The authors use a synthesized dataset called CHIMERA to fine-tune a 4B-parameter base model, achieving performance competitive with models up to two orders of magnitude larger. Results show consistent gains across multiple reasoning benchmarks, with supervised fine-tuning alone accounting for most of the improvement, indicating the dataset’s high quality and difficulty. Inference-time scaling further reveals enhanced reasoning robustness, as performance gaps widen with increased sampling, suggesting broader coverage of valid solution paths.

Fine-tuning the Qwen3-4B base model on the CHIMERA dataset consistently improves performance across multiple reasoning benchmarks, with supervised fine-tuning alone accounting for most of the gains and reinforcement learning providing incremental improvements. The resulting model achieves competitive performance with much larger models, demonstrating strong data efficiency. These improvements persist under inference-time scaling, indicating enhanced reasoning robustness and broader solution coverage rather than just better single-shot accuracy.

The authors use a synthesized dataset called CHIMERA to fine-tune a 4B-parameter base model, achieving performance competitive with models up to two orders of magnitude larger. Results show consistent gains across multiple reasoning benchmarks, with supervised fine-tuning alone accounting for most of the improvement, indicating the dataset’s high quality and difficulty. Inference-time scaling further reveals enhanced reasoning robustness, as performance gaps widen with increased sampling, suggesting broader coverage of valid solution paths.

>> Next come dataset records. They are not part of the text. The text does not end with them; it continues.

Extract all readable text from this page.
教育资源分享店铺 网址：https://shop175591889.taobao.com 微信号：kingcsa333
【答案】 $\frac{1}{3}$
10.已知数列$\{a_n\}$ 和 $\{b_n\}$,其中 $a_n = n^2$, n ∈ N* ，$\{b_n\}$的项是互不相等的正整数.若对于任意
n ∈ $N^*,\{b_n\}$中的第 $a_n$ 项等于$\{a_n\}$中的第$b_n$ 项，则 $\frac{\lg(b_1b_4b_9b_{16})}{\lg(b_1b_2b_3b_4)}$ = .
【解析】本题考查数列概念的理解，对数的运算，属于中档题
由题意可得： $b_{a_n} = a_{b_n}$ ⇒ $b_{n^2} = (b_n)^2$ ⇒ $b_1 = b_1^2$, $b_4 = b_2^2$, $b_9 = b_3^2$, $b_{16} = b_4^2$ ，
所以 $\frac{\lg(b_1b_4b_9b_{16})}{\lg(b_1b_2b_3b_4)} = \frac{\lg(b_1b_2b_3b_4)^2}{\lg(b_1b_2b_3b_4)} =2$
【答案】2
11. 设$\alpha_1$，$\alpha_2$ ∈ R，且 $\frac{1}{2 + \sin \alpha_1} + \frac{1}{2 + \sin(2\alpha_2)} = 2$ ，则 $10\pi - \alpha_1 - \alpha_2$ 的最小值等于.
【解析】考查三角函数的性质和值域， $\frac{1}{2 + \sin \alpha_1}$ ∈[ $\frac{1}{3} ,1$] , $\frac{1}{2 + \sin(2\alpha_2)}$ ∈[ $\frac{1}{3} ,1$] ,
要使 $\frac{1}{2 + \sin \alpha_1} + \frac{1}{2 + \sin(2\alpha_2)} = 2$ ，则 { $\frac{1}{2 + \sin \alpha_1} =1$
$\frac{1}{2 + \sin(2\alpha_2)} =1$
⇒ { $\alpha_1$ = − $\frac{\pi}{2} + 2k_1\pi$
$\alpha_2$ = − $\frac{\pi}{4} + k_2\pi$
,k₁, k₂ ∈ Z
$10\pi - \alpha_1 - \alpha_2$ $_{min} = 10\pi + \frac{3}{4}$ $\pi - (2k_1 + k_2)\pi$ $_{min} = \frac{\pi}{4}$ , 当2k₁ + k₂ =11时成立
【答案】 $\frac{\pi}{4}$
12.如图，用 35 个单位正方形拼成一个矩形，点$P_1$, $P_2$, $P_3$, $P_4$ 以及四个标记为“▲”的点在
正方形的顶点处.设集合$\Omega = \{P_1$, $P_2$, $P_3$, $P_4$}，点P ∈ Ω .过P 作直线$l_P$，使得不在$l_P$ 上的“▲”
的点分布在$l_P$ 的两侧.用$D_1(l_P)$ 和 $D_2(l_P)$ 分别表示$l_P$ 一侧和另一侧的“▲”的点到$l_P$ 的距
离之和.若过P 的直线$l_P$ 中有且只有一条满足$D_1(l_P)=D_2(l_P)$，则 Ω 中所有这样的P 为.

The authors evaluate lexical overlap between their synthesized training data and evaluation benchmarks using n-gram Jaccard similarity, finding near-zero contamination across both GPQA-Diamond and HLE. This indicates that performance gains are not due to memorization or data leakage, but reflect genuine improvements in reasoning capability. The results support the validity of the model’s generalization to unseen, challenging problems.

The authors use a synthesized dataset called CHIMERA to fine-tune a 4B-parameter base model, achieving performance competitive with models up to two orders of magnitude larger. Results show consistent gains across multiple reasoning benchmarks, with supervised fine-tuning alone accounting for most of the improvement, indicating the dataset’s high quality and difficulty. Inference-time scaling further reveals enhanced reasoning robustness, as performance gaps widen with increased sampling, suggesting broader coverage of valid solution paths.